By the light of the moon, which fell fully and clearly on the open space, he saw a considerable body of men, marching backwards and forwards, dividing and subdividing themselves, then reuniting again; in a word, going through a regular system of drill, though not perhaps with military exactness. He watched them for some time, endeavouring to ascertain their number, &c. &c. till he conceived it likely that they would soon disperse.
It then became a question with him, how he himself should proceed. He was unwilling to return to the Plashetts, and alarm its inmates by acquainting them with the true reason of his return. He could not cross the common, for in that case he should have to pass through the very centre of the persons collected; he dared not to await the breaking up of their assemblage, lest some of the men should come upon him in their way to their cottages, which of course lay scattered about in every direction. He did not hesitate long; he remembered that a few hundred yards back he had passed three or four large single trees, which stood out on the broad glade between the two lines of elms which formed the avenue, making, as it were, a gate to the pass.
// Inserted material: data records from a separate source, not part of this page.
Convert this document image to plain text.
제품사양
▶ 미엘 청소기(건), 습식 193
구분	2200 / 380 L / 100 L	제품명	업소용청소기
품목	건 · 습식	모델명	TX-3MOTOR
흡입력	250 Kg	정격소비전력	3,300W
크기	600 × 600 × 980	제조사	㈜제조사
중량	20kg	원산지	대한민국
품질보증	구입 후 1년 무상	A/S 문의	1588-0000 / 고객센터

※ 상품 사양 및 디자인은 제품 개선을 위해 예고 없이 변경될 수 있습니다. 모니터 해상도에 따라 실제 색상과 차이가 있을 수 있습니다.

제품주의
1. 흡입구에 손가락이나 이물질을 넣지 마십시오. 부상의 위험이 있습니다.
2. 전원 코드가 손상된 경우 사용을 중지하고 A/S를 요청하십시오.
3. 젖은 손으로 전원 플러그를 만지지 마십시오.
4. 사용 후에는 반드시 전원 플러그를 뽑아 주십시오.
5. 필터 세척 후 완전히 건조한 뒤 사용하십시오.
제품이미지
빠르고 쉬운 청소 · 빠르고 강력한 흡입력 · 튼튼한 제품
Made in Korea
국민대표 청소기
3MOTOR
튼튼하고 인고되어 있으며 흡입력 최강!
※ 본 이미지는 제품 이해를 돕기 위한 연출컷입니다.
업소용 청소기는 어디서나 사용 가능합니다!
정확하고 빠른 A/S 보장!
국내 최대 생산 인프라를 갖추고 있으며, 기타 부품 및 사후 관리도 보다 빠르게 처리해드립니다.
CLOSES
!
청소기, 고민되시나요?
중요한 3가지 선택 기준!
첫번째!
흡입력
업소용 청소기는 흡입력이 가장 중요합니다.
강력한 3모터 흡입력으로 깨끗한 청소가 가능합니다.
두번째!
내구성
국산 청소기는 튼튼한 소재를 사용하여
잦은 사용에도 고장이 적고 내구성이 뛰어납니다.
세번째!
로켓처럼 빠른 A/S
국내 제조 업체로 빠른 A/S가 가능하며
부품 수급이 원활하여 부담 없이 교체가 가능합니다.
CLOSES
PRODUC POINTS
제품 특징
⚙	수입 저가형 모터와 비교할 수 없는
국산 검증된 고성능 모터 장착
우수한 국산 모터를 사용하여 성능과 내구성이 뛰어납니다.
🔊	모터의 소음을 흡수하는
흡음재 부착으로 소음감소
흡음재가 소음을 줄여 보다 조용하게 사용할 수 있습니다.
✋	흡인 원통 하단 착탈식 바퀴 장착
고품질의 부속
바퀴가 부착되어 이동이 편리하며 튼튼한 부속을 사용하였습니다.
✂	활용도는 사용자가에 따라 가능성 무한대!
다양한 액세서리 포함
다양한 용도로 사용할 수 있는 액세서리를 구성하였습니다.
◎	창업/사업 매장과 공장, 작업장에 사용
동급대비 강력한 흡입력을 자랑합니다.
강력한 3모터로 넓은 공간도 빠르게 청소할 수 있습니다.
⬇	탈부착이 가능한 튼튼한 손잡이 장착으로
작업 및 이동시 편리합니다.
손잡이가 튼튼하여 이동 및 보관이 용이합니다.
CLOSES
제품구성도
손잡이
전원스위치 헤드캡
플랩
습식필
To that point he quickly retraced his steps, and seizing a moment when the moon was obscured, crossed to the opposite side of the avenue; then forcing his horse into the brushwood, he made his way through it in the direction of the lane he had travelled in the morning, and continued his course, carefully avoiding too near an approach to the exterior of the wood which was lighted up by the moon, until he reached the hedge which separated it from the road. There, thinking himself safe, or at all events at too great a distance from the men at exercise to be discovered, he dragged his horse through the fence, and, remounting him, galloped as quickly as he could to Fisherton.